Supporters say a balanced budget amendment is necessary for the safety and stability of the United States.

Opponents say a balanced budget amendment would make it harder for the federal government to respond to economic downturns and natural disasters.

Some opponents also warn against a so-called “runaway convention” that would make unexpected changes to the U.S. Constitution.

The proposal is up for a committee vote.

Climate Literacy Pledge Sought from Candidates

Religious and environmental groups have sent a letter to the state schools superintendent candidates asking them to pledge the teaching of “climate literacy” in Wisconsin schools.

Fifteen groups are asking superintendent hopefuls Tony Evers and Lowell Holtz to ensure teachers are allowed to tell students the scientific consensus is that human-caused climate change is real.
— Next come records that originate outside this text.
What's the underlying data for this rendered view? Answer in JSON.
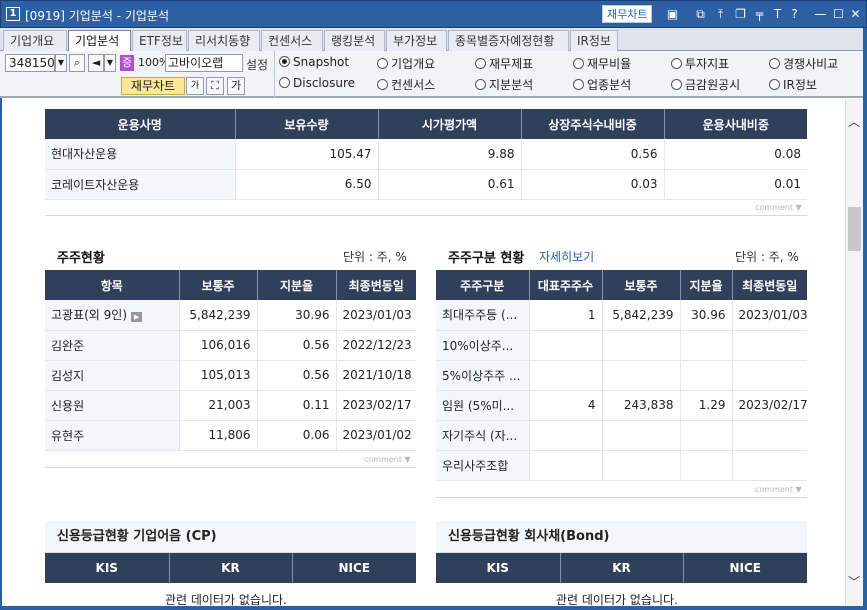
{
  "window": {
    "number": "1",
    "title": "[0919] 기업분석 - 기업분석",
    "fin_chart": "재무차트"
  },
  "titlebar_icons": [
    "window-icon",
    "pin-top-icon",
    "copy-window-icon",
    "restore-icon",
    "pushpin-icon",
    "text-icon",
    "help-icon",
    "minimize-icon",
    "maximize-icon",
    "close-icon"
  ],
  "tabs": [
    "기업개요",
    "기업분석",
    "ETF정보",
    "리서치동향",
    "컨센서스",
    "랭킹분석",
    "부가정보",
    "종목별증자예정현황",
    "IR정보"
  ],
  "toolbar": {
    "code": "348150",
    "badge": "증",
    "pct": "100%",
    "company": "고바이오랩",
    "setup": "설정",
    "fin_chart": "재무차트",
    "ga": "가",
    "gat": "가"
  },
  "radios": [
    {
      "label": "Snapshot",
      "selected": true
    },
    {
      "label": "기업개요",
      "selected": false
    },
    {
      "label": "재무제표",
      "selected": false
    },
    {
      "label": "재무비율",
      "selected": false
    },
    {
      "label": "투자지표",
      "selected": false
    },
    {
      "label": "경쟁사비교",
      "selected": false
    },
    {
      "label": "Disclosure",
      "selected": false
    },
    {
      "label": "컨센서스",
      "selected": false
    },
    {
      "label": "지분분석",
      "selected": false
    },
    {
      "label": "업종분석",
      "selected": false
    },
    {
      "label": "금감원공시",
      "selected": false
    },
    {
      "label": "IR정보",
      "selected": false
    }
  ],
  "fund": {
    "headers": [
      "운용사명",
      "보유수량",
      "시가평가액",
      "상장주식수내비중",
      "운용사내비중"
    ],
    "rows": [
      [
        "현대자산운용",
        "105.47",
        "9.88",
        "0.56",
        "0.08"
      ],
      [
        "코레이트자산운용",
        "6.50",
        "0.61",
        "0.03",
        "0.01"
      ]
    ]
  },
  "comment_label": "comment",
  "shareholders": {
    "title": "주주현황",
    "unit": "단위 : 주, %",
    "headers": [
      "항목",
      "보통주",
      "지분율",
      "최종변동일"
    ],
    "rows": [
      [
        "고광표(외 9인)",
        "5,842,239",
        "30.96",
        "2023/01/03"
      ],
      [
        "김완준",
        "106,016",
        "0.56",
        "2022/12/23"
      ],
      [
        "김성지",
        "105,013",
        "0.56",
        "2021/10/18"
      ],
      [
        "신용원",
        "21,003",
        "0.11",
        "2023/02/17"
      ],
      [
        "유현주",
        "11,806",
        "0.06",
        "2023/01/02"
      ]
    ]
  },
  "holder_type": {
    "title": "주주구분 현황",
    "link": "자세히보기",
    "unit": "단위 : 주, %",
    "headers": [
      "주주구분",
      "대표주주수",
      "보통주",
      "지분율",
      "최종변동일"
    ],
    "rows": [
      [
        "최대주주등 (...",
        "1",
        "5,842,239",
        "30.96",
        "2023/01/03"
      ],
      [
        "10%이상주...",
        "",
        "",
        "",
        ""
      ],
      [
        "5%이상주주 ...",
        "",
        "",
        "",
        ""
      ],
      [
        "임원 (5%미...",
        "4",
        "243,838",
        "1.29",
        "2023/02/17"
      ],
      [
        "자기주식 (자...",
        "",
        "",
        "",
        ""
      ],
      [
        "우리사주조합",
        "",
        "",
        "",
        ""
      ]
    ]
  },
  "credit_cp": {
    "title": "신용등급현황 기업어음 (CP)",
    "headers": [
      "KIS",
      "KR",
      "NICE"
    ],
    "nodata": "관련 데이터가 없습니다."
  },
  "credit_bond": {
    "title": "신용등급현황 회사채(Bond)",
    "headers": [
      "KIS",
      "KR",
      "NICE"
    ],
    "nodata": "관련 데이터가 없습니다."
  }
}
One of the people who signed the letter, Dick Smith of Citizens’ Climate Lobby, said the head of the state Department of Public Instruction can help set educational policy and tone.

“Really, it’s an aspirational call,” Smith said. “We’re not trying to define what the standards should be. We’ll leave that to the educational experts. But we’d like to have the leadership leading.”

Bill Would Require Tax Return Release

Two Democratic state lawmakers are introducing a bill that would require presidential candidates on the Wisconsin ballot to release their tax returns.

Under the measure from Green Bay state Sen. Dave Hansen and Milwaukee state Rep. David Crowley, all presidential and vice presidential candidates running in the primary or general election would submit their tax returns for the three most recent years to the Wisconsin Elections Commission. The commission would then be required to post the tax returns to its website within 48 hours.

The legislation comes after President Donald Trump broke with decades of tradition by refusing to release his tax returns during his White House campaign.

“We haven’t heard too much from our Republican colleagues on this,” Crowley said. “Yes, this is in response to a Republican, newly elected president, but I think that he’s set a precedent for us to say, ‘You know what, we need all the information that’s possible.'”

The lawmakers are circulating the bill for co-sponsorship with plans to introduce it to the Legislature by Tuesday, April 4.

Haribo Coming to Wisconsin

German candymaker Haribo plans to build a new plant in Pleasant Prairie, bringing with it an estimated 400 jobs. Gov. Scott Walker announced the decision on March 23 at a state Capitol news conference flanked by local government leaders from Pleasant Prairie and Kenosha County, as well as business groups from southeast Wisconsin. Walker’s administration said the plant would cost an estimated $242 million to build.

The Wisconsin Economic Development Corporation said it would offer the company incentives to move, but WEDC wouldn’t say how much it was offering until the deal is finalized.